A console subsystem is in progress with web and command-line based 
interfaces under development by N. Alex Rupp and Matt Kurjanowicz.  
There are also plans for a GUI console once a common structure has been 

A common deployment architecture has been defined, supporting local and 
remote modules, dependencies between deployed components, and pluggable 
deployment strategies. Currently deployment is provided for service 
archives containing MBeans; support will be added soon for Web, EJB and 
Connector modules. Scanners have been implemented for both local and 
remote (WebDAV) filesystems.

Hiram Chirino has implemented a remoting framework for routing 
invocation requests both within and between VMs, freeing containers 
from the need to handle wire protocols and failover.  The current code 
supports both synchronous and asynchronous communication and is built 
on NIO.  Future work will add IIOP support using the simple RMI/IIOP 
ORB, allowing us to meet the requirements of the J2EE specification.

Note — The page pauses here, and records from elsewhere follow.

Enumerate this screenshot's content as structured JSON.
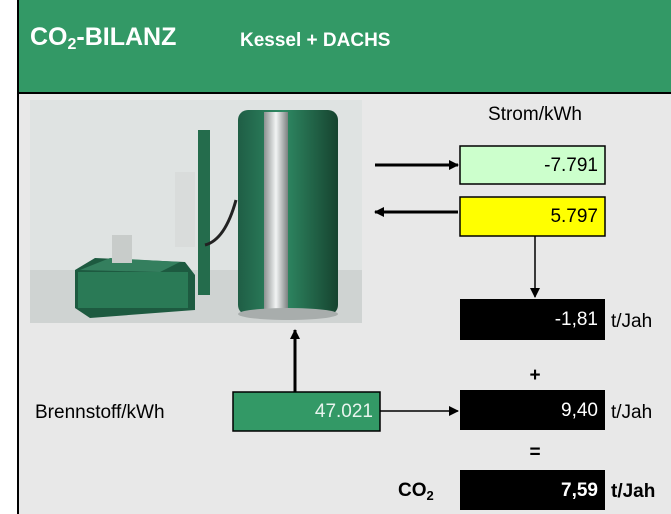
{
  "header": {
    "title": {
      "main": "CO",
      "sub": "2",
      "rest": "-BILANZ"
    },
    "subtitle": "Kessel + DACHS"
  },
  "strom": {
    "label": "Strom/kWh",
    "out": "-7.791",
    "in": "5.797"
  },
  "brennstoff": {
    "label": "Brennstoff/kWh",
    "value": "47.021"
  },
  "results": [
    {
      "value": "-1,81",
      "unit": "t/Jah"
    },
    {
      "operator": "+",
      "value": "9,40",
      "unit": "t/Jah"
    },
    {
      "operator": "=",
      "label": {
        "main": "CO",
        "sub": "2"
      },
      "value": "7,59",
      "unit": "t/Jah"
    }
  ]
}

We have defined a format for Geronimo-specific deployment descriptors 
and have added a basic object model for representing them in memory. A 
simple loader is in place based on Xerces and DOM, and investigation is 
proceeding into more effective XML binding based on the XMLBeans 
project. Aaron Mulder has been responsible for much of the initial 
implementation, and he is continuing work on J2EE Deployment (JSR 88) 
and Validation.

Jeremy Boynes has implemented an Application Client Container as a 
starting point for enterprise container functionality.  This includes a 
simple implementation of the java:comp Environment Naming Context with 
support for env-entry and ejb-ref elements.  Basic interoperability 
with external J2EE servers has been tested and full support will come 
with the introduction of IIOP remoting.

A start has been made on security by David Blevins and Alan Cabrera in 
the form of a JACC (JSR 115) implementation which, combined with JAAS, 
will provide a pluggable authentication and authorization framework.

With many of the basic services now in place, we expect to start work 
soon on the EJB containers and hopefully will have Session and BMP 
Entity support available within the next month.

In other areas, co-ordination has started with the OpenJMS and LDAPd 
projects to facilitate the integration of technology, and discussion 
has started with ObjectWeb to allow the sharing of technology between 
the two projects.

This has been a phenomenal first month in which huge progress has been 
made. Much of the technical groundwork has now been laid and we can 
look forward to the challenges of the EJB and Connector subsystems.